In a demonstration, cotton was stitched into a translucent polymer film in the pattern of the Olympic rings. The stitches of the threads pass one another from above and below the film without making contact so that different coloured inks wick along the threads without mixing.

 

“Threads allow complex continuous 3D microfluidic channels to be built without the need of patterned

barriers to define the liquid wicking passageways being tested, so complex channels and barriers do not need to be etched into the chip,” Shen and his colleagues report.

 

They also constructed sensors by sewing threads through a sandwich of polymer film and filter paper treated with indicators for the diagnostic biomarkers nitrite ion and uric acid.

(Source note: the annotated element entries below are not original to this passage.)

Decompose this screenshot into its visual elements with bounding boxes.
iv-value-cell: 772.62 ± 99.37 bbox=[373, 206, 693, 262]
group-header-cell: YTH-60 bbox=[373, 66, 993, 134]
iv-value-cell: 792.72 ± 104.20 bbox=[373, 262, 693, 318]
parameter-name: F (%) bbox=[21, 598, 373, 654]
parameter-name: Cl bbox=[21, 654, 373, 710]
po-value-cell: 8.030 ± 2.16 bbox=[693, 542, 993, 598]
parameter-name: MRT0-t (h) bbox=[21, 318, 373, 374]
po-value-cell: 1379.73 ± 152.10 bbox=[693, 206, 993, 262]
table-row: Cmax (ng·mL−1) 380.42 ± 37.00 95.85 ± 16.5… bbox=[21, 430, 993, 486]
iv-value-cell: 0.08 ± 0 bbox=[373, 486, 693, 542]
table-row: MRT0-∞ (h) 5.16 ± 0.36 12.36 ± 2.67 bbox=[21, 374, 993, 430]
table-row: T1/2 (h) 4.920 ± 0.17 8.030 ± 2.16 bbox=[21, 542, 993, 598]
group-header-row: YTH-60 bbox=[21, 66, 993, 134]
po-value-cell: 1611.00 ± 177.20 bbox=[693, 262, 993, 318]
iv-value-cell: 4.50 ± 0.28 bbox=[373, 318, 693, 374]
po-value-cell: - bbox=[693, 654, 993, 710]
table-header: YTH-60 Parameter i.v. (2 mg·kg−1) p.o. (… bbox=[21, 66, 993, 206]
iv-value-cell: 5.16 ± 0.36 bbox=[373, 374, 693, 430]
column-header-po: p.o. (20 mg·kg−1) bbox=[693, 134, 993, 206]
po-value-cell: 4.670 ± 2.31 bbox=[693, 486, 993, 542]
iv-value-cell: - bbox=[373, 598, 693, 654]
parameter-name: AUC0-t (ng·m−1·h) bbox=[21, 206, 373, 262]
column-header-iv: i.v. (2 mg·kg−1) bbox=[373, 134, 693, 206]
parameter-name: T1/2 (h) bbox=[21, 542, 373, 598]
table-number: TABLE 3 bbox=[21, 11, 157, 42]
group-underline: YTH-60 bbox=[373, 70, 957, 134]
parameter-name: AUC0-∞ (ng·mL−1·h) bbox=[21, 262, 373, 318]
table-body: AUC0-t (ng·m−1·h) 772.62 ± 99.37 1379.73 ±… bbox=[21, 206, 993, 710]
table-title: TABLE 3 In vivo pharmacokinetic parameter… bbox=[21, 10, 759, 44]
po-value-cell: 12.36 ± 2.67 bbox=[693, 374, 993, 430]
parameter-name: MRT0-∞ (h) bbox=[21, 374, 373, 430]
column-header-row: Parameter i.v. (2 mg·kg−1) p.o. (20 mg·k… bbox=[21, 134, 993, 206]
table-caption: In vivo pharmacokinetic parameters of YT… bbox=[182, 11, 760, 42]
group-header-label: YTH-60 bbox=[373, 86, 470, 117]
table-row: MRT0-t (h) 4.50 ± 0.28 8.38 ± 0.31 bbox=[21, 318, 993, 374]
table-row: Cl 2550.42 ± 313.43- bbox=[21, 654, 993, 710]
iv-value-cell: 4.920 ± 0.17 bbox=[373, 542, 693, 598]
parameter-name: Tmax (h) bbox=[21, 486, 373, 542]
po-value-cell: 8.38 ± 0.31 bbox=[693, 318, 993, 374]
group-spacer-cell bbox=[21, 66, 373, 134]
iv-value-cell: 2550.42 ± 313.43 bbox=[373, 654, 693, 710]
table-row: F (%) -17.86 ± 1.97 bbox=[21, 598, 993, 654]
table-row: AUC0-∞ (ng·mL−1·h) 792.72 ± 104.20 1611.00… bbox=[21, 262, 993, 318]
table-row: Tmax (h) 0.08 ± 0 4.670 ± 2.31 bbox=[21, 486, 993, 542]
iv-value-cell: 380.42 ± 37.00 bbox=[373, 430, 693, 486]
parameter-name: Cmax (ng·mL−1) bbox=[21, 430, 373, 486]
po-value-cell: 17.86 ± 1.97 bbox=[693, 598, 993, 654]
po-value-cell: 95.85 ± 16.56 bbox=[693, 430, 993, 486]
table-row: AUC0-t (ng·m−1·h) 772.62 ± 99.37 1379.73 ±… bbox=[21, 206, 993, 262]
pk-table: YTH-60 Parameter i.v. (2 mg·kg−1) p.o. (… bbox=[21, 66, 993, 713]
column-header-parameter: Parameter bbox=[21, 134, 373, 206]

When the sensors were dosed with solutions of the targeted biomarkers, the filter paper changed colour within 5 seconds and showed increased colour intensity in response to stronger solutions.

 

They believe that cotton thread-based devices could have applications in developing countries where high-cost diagnostics are not available.

 

“Certain simple devices may even be fabricated by a skilled work force within the textile industry in developing regions,” the authors write. “It can be envisaged that thread, either alone or with other materials, can be used to fabricate a family of microfluidic diagnostic devices suitable for colorimetric, electrochemical, chemiluminescent, electrochemiluminesent assays and electrophoresis.”